10 de novembro de 2014

Fragmentos inéditos de "O piano à imagem do deserto", de Marcos Ramos





[Imagem de Sunil Padwal]


1.

Ouvida da escadaria, a música aponta um caminho inviolável. A supressão do tempo, da responsabilidade, do juízo, da infância. Balanço os braços regendo a graça. Entre quatro paredes, na cadeira gelada, é gelada a nuca apesar da febre. O peito acusa a pulsação, o olho o esplendor. Alcanço algumas páginas quase muito anêmicas. É escasso o corpo, permanece o alumbramento. Ceguei-me para entrever estas linhas.

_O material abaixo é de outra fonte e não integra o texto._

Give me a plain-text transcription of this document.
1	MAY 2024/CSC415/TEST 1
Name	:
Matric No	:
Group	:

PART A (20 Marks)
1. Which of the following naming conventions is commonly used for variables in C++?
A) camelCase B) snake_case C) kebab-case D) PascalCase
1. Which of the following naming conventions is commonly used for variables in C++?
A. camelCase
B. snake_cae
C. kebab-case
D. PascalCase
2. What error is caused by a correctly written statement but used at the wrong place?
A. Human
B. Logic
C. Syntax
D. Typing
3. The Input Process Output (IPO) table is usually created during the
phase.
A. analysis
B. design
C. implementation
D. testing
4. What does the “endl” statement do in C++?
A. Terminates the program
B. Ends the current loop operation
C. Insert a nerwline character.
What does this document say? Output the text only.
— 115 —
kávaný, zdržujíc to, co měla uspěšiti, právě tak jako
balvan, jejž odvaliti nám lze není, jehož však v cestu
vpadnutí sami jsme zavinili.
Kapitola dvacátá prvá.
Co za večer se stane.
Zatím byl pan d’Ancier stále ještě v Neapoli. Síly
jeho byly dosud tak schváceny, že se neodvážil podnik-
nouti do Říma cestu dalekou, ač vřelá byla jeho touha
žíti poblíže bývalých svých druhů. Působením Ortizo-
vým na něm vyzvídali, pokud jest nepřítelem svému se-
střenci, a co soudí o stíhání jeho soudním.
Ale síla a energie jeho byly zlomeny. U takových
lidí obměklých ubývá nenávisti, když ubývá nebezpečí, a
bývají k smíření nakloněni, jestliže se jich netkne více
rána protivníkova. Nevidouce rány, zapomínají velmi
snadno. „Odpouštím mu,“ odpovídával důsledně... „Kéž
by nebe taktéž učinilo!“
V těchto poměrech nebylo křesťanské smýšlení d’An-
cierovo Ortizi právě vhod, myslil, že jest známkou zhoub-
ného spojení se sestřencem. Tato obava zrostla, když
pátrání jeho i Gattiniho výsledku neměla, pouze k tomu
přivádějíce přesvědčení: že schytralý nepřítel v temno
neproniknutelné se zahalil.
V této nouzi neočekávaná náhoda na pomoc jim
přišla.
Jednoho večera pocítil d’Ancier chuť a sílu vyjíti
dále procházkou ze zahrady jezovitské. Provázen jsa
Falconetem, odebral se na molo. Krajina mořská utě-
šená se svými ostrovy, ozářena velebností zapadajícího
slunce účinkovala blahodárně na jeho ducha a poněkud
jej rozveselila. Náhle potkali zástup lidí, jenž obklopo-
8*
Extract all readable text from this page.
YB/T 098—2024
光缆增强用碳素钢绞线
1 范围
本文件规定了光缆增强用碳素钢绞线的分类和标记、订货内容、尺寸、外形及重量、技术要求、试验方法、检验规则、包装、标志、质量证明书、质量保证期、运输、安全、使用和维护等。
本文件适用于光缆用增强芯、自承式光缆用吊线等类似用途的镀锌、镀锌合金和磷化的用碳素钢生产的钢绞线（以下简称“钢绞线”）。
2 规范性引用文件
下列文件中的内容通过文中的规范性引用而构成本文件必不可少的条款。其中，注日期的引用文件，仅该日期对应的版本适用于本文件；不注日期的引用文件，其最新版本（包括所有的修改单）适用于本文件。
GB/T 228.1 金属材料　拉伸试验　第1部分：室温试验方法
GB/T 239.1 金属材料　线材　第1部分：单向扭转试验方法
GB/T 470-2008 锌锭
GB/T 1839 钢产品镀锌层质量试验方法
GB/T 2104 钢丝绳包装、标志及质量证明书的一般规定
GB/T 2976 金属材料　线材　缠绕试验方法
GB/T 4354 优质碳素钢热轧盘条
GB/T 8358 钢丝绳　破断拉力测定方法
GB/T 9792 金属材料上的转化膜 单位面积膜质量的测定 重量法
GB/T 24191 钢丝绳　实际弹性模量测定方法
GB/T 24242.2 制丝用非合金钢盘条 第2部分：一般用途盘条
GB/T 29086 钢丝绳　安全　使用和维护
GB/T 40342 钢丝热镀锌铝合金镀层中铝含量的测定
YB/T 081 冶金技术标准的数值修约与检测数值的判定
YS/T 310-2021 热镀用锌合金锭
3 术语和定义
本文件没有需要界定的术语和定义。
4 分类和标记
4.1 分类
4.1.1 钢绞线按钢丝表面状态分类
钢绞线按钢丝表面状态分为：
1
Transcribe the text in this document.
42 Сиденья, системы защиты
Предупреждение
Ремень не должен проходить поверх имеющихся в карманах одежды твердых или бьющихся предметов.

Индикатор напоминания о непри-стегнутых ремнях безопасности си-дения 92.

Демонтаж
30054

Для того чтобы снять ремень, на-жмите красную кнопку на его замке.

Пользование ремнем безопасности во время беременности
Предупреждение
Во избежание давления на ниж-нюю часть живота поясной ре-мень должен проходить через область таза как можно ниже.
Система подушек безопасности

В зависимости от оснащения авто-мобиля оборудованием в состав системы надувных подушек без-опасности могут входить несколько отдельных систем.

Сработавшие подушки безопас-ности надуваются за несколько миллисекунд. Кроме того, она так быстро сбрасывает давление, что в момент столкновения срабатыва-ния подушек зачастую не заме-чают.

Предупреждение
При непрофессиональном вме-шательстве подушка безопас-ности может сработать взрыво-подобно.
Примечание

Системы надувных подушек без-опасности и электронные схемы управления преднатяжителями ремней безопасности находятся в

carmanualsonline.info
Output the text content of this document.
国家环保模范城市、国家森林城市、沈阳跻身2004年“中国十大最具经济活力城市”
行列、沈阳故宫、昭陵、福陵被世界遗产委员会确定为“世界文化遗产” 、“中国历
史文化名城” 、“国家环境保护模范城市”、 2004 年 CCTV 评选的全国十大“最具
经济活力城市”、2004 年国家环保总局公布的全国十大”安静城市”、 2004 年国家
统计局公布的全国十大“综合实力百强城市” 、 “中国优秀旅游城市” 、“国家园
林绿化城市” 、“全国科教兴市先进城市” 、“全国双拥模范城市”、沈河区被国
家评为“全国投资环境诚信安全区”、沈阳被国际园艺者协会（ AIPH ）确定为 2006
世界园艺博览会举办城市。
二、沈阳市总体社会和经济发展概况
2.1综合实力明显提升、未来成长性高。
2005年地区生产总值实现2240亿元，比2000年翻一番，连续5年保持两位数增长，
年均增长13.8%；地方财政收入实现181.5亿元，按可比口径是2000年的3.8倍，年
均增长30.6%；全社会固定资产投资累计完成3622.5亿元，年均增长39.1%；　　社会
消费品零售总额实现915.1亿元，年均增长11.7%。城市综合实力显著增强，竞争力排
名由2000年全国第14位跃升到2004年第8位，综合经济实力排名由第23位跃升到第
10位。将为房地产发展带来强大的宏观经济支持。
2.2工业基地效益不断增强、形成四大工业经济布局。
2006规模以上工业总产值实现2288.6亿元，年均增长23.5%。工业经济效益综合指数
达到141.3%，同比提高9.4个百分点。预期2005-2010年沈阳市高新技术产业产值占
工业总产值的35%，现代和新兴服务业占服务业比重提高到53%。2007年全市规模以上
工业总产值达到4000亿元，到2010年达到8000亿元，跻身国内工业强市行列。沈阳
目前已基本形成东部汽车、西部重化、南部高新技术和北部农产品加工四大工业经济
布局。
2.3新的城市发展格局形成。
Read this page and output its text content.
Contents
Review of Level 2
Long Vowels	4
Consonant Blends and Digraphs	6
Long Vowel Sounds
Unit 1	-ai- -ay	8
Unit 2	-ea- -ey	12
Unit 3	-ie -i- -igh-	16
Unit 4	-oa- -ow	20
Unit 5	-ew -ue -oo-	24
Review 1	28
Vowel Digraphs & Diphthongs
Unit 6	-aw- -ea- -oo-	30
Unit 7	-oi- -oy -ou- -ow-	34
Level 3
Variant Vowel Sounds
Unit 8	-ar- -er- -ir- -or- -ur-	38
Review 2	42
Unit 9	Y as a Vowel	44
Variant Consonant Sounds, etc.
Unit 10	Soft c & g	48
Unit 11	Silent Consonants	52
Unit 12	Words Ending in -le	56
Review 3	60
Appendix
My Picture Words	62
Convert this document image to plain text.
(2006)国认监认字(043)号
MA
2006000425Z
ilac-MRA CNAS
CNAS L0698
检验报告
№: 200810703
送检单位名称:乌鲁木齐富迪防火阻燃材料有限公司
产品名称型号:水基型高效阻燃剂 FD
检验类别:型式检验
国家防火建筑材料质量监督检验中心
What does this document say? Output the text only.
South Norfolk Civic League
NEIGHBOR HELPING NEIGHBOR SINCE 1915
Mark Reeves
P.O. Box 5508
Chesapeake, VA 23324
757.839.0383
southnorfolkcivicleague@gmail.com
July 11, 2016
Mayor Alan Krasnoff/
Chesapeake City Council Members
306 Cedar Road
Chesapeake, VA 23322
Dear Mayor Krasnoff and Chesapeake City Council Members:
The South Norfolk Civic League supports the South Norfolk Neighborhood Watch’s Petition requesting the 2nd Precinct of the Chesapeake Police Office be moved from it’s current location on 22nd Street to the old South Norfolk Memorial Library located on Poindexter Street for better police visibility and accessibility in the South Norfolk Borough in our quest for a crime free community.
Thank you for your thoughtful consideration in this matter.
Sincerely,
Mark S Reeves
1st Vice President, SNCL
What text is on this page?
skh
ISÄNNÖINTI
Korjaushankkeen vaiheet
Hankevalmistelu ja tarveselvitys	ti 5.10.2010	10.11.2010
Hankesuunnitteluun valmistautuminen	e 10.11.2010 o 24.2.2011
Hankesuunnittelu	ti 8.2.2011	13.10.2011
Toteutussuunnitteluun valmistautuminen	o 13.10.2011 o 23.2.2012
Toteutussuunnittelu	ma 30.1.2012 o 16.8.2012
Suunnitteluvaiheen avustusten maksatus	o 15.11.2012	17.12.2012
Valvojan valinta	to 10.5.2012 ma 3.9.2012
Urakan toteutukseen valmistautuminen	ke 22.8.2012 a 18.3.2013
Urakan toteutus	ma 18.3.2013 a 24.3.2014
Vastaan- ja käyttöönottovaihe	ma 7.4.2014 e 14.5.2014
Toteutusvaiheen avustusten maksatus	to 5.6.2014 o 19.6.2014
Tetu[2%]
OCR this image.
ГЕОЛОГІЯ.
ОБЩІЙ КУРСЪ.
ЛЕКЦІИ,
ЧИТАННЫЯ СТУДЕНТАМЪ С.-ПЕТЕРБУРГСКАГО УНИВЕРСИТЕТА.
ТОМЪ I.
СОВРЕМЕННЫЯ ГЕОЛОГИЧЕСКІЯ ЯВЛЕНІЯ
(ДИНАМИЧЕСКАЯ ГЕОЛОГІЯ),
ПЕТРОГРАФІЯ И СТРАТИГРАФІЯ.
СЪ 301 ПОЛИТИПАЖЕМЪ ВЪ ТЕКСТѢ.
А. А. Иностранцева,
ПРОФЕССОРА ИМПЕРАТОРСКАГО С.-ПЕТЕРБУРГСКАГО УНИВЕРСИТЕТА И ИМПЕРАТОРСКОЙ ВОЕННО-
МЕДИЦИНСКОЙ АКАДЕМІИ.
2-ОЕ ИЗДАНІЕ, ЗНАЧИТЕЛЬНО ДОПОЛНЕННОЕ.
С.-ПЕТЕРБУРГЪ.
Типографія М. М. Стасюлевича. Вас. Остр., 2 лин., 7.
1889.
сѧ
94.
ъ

Um dia eu era desejo, um dia eu era torvelinho.

Como quem recua depois de experimentar a água gelada, escrevo à margem. O equilíbrio e a harmonia já não são urgências. Me libero, sentada no sofá, olho o corpo conscientemente e me libero. O poeta escreve uma carta audaz, severa. O recado do mundo nas palavras do poeta não tem tema. O recado é uma colisão. A faca, o que reluz na faca se estende, um sol. O corte nos altera. Um fio de sangue escorre do estômago do poeta, tece na camisa branca aos poucos uma mesa de jantar. Escura. Tardia. A família não tem fome. A irmã anoréxica, o pai vigilante, a mãe todos os dias agride com afeto responsável, ébrio de responsabilidade, Eros infértil.

O indivíduo vai no rumo da faca. A palavra lâmina ainda não é moradia. O poeta vai no rumo da faca. Urina. Um movimento comprometeria a pele. A insistência não alivia, mas é uma sobrevida. Abro os braços, deito sobre a ponta do metal que me sustenta. O tecido não cede, o osso não cede. O indivíduo vai no rumo da faca porque não encontra outra solidez. O corpo simultaneamente pressiona o tórax, a nuca. Um desvio seria fatal. Comprimo a pedra. A pedra lamenta um poema como quem pariu um punhado de sal.


2.

Esperava um ônibus e imaginava o velho, a origem de uma gagueira que ele não podia evitar. Imaginava o dia em que os movimentos começavam a desrespeitar uma vontade intacta. Imaginei um osso vacilar. O fêmur violar o tédio. Depois imaginei dois velhos. E apesar do que soa lamentação, imaginei a potência resguardada nos corpos cansados de vida. Desejei o rigor estampado na escolha dos quadros das antigas casas. Desejei o rigor do cimento. Hoje, um lugar permanece amanhecido, o dia toma a água de assalto, o mar engole a pedra que resiste. Recomeçarei a cantar a praia, meditar o grão da memória, espiar o átimo, sacrificar a permanência.

Um acontecimento precisa de um instante. Um personagem poderá sobreviver sem voz? Uma voz poderá a sobreviver sem boca? Escrever é uma tal pobreza que tudo mais além de um trapo aniquila qualquer possibilidade de tocar o que é mais oblíquo. A dor que dói a escrita é oblíqua. Há algo na escrita que aos poucos se insinua no despreparo e de repente rompe o que há de mais tênue em cada singularidade. O nome é uma antiga palavra e fura como espada posta sobre o sinal da cruz.


3.

Depois de setenta anos, a tensão de sustentar certa euforia se dissipa, a vontade sozinha não seduz. Vivia desconfiada da escuridão se exaltar, do solstício erguer-se melancolia, da multiplicação solilóquio. O cortejo durante os anos, durante o corpo, tornou-me inseparável do que trepida. Depois de setenta anos, precisaria iniciar o movimento com antecedência ou retirariam o meu corpo de cena. Os parentes se afastavam. O gosto amadureceria ainda na boca, se instalaria um amargo no ventre da velha de agora. Os parentes se alternariam. Os que tivessem pouca sorte exercitariam o desafeto, a possibilidade de testemunhar o gesto que aos poucos se apaga.






Marcos Ramos nasceu em 1988, em Vitória (ES). É formado em Letras pela Universidade Federal do Espírito Santo. O piano à imagem do deserto — seu primeiro romance — será lançado em breve. O autor estreou com o poema longo Um corpo que se escreve Pedra (2011).